Cannes, la lezione di cinema de ‘La loi du marché’

 Il mondo del lavoro sullo schermo è una rischiosa sfida. Soprattutto nel cinema europeo che non dispone né degli elementi di spettacolarizzazione di quello americano né dell’effetto documentaristico offerto dai film del terzo mondo. I fratelli Dardenne,  due volte Palma d’oro a Cannes,  sono uno dei rari esempi di riuscita. Il protagonista del film in Concorso La loi du marché (La legge del mercato) ha cinquant’anni e un figlio down, è disoccupato da due, subisce le angherie di una banca pressante, e ha una morale propria che è più di peso che di conforto.
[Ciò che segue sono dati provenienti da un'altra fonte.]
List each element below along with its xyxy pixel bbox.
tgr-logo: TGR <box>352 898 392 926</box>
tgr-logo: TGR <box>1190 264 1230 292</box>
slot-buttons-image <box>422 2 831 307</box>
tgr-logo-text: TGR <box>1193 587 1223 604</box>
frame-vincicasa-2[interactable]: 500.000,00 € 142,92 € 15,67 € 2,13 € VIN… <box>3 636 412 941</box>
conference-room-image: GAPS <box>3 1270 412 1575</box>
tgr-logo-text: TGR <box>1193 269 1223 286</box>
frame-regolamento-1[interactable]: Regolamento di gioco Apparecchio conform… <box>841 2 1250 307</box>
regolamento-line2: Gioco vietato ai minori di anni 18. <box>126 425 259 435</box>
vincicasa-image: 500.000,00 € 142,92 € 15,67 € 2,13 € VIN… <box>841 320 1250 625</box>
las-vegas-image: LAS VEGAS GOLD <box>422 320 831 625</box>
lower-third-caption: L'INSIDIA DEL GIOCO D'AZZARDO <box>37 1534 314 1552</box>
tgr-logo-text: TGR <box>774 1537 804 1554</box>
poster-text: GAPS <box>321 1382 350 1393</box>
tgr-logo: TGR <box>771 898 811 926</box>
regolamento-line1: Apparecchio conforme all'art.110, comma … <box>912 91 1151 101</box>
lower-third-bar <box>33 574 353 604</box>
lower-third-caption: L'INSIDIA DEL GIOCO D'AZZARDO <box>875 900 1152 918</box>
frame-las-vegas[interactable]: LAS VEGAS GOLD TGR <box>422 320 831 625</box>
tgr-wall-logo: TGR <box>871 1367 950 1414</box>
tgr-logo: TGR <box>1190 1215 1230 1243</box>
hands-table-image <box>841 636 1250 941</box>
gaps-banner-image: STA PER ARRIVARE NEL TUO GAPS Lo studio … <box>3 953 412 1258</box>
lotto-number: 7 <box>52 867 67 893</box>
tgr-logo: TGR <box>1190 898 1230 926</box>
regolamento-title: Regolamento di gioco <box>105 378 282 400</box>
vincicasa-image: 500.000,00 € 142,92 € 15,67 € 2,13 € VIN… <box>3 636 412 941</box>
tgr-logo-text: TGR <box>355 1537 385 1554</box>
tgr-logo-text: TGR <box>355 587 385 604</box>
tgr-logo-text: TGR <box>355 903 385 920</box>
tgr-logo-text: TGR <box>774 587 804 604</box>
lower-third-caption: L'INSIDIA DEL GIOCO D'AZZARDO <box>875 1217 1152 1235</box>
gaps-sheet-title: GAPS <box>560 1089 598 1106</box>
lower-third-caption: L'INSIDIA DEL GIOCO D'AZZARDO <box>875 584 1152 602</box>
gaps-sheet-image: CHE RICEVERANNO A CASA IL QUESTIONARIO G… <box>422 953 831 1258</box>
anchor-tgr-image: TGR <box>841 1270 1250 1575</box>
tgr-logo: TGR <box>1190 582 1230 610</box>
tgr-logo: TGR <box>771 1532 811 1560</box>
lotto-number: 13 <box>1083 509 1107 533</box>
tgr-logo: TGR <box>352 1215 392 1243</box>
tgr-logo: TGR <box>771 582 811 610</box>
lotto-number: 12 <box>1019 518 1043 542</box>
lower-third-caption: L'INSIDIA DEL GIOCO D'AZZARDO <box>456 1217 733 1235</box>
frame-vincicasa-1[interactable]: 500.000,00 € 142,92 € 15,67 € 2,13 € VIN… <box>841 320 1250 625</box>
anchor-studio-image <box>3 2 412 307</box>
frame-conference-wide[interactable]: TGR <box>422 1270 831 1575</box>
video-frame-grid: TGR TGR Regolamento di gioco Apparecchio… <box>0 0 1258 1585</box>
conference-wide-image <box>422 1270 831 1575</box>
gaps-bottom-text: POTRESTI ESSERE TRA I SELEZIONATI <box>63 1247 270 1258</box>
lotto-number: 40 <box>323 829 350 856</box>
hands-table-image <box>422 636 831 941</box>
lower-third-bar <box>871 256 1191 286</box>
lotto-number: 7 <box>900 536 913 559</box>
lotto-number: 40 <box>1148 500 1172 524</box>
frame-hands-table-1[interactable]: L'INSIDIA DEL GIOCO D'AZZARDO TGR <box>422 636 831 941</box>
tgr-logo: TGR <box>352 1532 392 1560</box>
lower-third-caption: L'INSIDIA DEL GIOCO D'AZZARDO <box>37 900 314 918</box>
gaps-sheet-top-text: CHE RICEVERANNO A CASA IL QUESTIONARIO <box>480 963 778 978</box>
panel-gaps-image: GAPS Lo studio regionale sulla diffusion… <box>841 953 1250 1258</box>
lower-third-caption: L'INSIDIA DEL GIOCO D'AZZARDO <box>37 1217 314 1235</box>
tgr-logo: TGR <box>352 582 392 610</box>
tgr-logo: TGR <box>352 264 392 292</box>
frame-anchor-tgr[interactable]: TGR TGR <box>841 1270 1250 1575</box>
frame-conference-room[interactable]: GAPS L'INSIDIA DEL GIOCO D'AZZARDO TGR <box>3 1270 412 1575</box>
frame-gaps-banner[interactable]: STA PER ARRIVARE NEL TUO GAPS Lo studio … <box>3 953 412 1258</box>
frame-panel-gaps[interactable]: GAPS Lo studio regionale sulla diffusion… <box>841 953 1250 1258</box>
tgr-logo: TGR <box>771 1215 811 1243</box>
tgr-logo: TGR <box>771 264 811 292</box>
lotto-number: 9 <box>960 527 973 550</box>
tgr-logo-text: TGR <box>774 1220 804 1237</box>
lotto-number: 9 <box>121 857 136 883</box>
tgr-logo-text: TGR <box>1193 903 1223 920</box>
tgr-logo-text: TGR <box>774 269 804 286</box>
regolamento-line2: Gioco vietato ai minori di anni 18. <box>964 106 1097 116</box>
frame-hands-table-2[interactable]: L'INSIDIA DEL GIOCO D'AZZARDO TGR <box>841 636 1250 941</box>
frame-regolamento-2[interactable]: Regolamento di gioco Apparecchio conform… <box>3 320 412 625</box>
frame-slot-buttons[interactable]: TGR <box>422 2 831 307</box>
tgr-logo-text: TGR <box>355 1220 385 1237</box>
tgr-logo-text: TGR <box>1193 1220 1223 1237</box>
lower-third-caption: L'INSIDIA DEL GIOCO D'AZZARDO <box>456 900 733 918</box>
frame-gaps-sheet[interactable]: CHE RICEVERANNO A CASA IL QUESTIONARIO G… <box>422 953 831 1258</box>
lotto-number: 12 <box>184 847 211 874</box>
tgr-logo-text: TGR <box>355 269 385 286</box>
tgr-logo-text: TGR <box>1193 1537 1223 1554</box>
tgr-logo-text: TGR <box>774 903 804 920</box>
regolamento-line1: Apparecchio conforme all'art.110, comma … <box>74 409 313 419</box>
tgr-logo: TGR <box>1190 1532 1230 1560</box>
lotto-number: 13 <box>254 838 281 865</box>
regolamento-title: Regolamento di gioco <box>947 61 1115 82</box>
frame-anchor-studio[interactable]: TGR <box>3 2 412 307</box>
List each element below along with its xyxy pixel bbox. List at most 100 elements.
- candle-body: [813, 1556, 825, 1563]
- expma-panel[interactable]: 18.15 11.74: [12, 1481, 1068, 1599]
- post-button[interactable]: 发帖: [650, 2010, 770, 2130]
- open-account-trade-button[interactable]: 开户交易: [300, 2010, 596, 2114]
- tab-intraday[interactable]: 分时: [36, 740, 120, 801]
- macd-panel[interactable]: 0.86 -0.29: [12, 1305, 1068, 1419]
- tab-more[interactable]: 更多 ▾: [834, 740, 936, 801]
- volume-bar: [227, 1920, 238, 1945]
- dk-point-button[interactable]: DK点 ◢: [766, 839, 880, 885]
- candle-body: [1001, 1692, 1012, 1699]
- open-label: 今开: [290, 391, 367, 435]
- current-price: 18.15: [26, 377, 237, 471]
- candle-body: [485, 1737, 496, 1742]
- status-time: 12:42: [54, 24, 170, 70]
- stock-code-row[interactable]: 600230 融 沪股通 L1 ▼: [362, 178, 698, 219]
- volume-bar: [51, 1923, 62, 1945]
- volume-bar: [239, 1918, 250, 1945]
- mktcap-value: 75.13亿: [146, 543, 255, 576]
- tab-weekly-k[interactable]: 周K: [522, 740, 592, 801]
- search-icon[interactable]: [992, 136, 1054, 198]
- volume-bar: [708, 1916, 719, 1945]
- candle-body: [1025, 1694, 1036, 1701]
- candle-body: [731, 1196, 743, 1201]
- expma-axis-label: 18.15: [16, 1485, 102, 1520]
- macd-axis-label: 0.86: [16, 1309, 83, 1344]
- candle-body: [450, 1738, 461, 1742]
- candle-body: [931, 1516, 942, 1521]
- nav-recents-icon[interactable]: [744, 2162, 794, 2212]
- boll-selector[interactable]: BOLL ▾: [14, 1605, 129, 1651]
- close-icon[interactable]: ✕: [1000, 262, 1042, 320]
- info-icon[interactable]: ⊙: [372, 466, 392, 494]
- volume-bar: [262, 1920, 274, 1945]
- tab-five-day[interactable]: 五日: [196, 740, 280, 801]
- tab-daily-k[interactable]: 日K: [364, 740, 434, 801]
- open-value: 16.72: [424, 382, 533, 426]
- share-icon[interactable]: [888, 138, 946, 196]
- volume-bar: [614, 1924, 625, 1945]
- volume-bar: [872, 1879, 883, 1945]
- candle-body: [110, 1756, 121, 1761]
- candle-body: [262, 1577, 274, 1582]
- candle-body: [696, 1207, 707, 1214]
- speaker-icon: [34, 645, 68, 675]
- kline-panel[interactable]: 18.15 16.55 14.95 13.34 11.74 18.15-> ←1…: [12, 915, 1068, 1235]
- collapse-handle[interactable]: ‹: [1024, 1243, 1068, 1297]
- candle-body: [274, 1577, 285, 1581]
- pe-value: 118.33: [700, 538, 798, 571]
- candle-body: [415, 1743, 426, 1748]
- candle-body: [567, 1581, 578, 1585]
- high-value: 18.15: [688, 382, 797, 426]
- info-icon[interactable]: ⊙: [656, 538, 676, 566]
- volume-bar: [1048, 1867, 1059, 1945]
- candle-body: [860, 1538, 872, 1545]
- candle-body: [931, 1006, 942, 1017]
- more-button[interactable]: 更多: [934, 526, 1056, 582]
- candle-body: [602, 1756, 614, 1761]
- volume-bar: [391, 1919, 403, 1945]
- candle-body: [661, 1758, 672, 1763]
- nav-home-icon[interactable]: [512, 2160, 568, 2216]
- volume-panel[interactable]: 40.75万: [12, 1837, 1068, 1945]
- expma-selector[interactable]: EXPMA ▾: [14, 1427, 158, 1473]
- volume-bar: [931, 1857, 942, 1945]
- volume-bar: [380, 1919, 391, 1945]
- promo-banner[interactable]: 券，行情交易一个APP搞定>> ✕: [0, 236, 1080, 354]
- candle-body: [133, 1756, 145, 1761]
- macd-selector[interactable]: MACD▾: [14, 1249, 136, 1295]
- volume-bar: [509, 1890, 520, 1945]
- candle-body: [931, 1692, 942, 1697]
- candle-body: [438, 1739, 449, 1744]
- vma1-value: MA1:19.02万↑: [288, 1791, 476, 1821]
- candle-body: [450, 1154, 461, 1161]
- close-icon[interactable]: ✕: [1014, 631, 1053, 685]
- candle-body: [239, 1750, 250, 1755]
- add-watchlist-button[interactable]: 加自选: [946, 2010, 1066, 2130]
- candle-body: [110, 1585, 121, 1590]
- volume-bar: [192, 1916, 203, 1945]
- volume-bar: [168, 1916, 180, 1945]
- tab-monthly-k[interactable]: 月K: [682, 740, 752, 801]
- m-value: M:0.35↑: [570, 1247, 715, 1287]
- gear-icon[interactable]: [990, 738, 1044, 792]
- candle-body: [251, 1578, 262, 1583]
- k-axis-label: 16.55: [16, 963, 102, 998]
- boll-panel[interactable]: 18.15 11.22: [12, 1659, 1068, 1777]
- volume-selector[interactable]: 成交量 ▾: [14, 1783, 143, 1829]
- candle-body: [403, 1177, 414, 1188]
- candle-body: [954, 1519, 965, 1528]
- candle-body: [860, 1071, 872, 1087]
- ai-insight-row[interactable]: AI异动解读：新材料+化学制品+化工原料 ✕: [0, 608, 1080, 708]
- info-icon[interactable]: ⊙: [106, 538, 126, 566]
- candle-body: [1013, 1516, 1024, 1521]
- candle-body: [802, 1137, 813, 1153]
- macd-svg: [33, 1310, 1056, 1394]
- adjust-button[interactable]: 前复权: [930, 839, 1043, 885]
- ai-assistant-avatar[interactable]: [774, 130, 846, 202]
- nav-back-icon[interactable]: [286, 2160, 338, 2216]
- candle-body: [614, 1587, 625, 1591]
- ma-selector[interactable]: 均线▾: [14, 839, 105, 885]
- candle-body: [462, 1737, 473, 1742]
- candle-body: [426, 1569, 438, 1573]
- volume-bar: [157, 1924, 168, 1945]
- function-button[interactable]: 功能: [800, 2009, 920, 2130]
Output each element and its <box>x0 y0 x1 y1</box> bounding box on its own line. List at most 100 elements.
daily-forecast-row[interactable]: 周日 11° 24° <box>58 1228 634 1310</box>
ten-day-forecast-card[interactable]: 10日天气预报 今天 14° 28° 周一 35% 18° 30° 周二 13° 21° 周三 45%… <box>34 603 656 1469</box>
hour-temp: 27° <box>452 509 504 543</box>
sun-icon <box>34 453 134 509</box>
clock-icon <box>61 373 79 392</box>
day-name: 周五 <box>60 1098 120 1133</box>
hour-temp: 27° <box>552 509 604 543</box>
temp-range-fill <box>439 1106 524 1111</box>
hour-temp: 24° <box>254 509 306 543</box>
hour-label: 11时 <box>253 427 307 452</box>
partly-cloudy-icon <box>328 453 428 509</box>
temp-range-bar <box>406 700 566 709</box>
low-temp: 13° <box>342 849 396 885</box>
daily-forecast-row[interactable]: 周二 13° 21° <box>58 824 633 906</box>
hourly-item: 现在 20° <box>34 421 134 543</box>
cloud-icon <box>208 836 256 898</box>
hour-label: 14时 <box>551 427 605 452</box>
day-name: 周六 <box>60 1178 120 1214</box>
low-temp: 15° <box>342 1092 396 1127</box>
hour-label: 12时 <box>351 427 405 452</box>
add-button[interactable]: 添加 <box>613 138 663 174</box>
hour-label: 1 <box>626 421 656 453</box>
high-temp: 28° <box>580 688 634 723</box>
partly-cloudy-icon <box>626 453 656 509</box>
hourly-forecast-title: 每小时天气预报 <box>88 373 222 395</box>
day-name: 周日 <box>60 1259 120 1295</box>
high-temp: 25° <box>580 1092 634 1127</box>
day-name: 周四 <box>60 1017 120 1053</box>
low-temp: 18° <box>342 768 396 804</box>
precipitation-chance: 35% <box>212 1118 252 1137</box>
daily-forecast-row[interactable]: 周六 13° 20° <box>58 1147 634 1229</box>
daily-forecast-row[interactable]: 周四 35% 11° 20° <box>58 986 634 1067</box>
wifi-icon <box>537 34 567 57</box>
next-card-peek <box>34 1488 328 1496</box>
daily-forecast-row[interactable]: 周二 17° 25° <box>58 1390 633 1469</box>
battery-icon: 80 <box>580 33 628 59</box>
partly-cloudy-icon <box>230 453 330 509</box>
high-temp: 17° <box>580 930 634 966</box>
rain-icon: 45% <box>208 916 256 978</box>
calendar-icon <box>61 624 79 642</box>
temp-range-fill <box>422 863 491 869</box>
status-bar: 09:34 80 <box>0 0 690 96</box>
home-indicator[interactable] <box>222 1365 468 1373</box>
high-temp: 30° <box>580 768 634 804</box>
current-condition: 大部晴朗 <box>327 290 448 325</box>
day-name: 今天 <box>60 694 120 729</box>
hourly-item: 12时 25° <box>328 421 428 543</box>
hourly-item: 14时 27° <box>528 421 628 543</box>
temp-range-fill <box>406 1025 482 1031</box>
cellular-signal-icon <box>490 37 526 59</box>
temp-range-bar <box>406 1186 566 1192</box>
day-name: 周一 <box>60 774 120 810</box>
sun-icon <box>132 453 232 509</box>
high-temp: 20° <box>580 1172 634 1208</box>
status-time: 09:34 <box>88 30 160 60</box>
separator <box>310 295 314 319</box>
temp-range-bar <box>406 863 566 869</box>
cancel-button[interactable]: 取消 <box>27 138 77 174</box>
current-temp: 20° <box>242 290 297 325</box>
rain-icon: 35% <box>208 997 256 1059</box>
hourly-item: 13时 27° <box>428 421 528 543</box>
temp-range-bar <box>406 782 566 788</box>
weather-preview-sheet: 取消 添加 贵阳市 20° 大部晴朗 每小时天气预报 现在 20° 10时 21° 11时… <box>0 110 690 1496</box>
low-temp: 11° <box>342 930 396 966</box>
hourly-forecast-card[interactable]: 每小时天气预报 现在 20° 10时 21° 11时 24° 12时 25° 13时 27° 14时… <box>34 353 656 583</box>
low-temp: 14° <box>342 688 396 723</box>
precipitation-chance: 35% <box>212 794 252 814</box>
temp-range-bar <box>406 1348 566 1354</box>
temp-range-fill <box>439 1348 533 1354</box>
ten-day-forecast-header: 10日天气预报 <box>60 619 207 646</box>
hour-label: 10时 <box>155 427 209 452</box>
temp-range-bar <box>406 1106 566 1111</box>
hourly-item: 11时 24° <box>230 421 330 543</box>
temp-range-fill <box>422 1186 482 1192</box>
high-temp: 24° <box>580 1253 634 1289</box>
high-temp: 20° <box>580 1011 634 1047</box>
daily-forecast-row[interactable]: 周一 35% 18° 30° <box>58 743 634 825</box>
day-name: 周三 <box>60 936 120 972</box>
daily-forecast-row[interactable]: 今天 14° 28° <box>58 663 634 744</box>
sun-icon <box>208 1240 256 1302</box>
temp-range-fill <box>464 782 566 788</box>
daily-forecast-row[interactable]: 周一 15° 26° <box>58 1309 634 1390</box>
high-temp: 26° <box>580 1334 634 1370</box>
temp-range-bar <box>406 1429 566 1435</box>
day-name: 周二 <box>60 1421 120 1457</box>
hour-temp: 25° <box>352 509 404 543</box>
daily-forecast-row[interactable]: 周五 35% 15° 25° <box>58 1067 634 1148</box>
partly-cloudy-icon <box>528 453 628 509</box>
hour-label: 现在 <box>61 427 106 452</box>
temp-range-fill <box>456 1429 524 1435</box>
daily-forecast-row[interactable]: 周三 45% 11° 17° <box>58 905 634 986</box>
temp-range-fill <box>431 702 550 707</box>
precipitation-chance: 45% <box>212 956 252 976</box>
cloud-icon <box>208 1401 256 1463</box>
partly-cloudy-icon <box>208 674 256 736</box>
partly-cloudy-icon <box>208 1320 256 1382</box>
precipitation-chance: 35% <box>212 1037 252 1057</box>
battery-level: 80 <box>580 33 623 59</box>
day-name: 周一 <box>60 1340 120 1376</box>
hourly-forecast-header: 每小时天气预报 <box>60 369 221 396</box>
Ci sono tutti gli elementi di una pellicola miserabilista, ricattatoria e manipolatrice, sguarnita di quel rigore cinematografico, per lo più incompatibile con questo tipo di soggetti. Sarà la forza di un regista sottovalutato come Stephan Brizé,  sei film, mai usciti in Italia,  capace di incrociare la forza tranquilla della tradizione con un linguaggio moderno, fatto di camera fissa e con l’energia di un attore come Vincent Lindon che nei momenti di forma ricorda la versione operaia di Jean Gabin. Il risultato non è solo un bel film ma  anche un colpo al cuore.  La loi du marché non è probabilmente una lezione di vita ma sicuramente una lezione di cinema.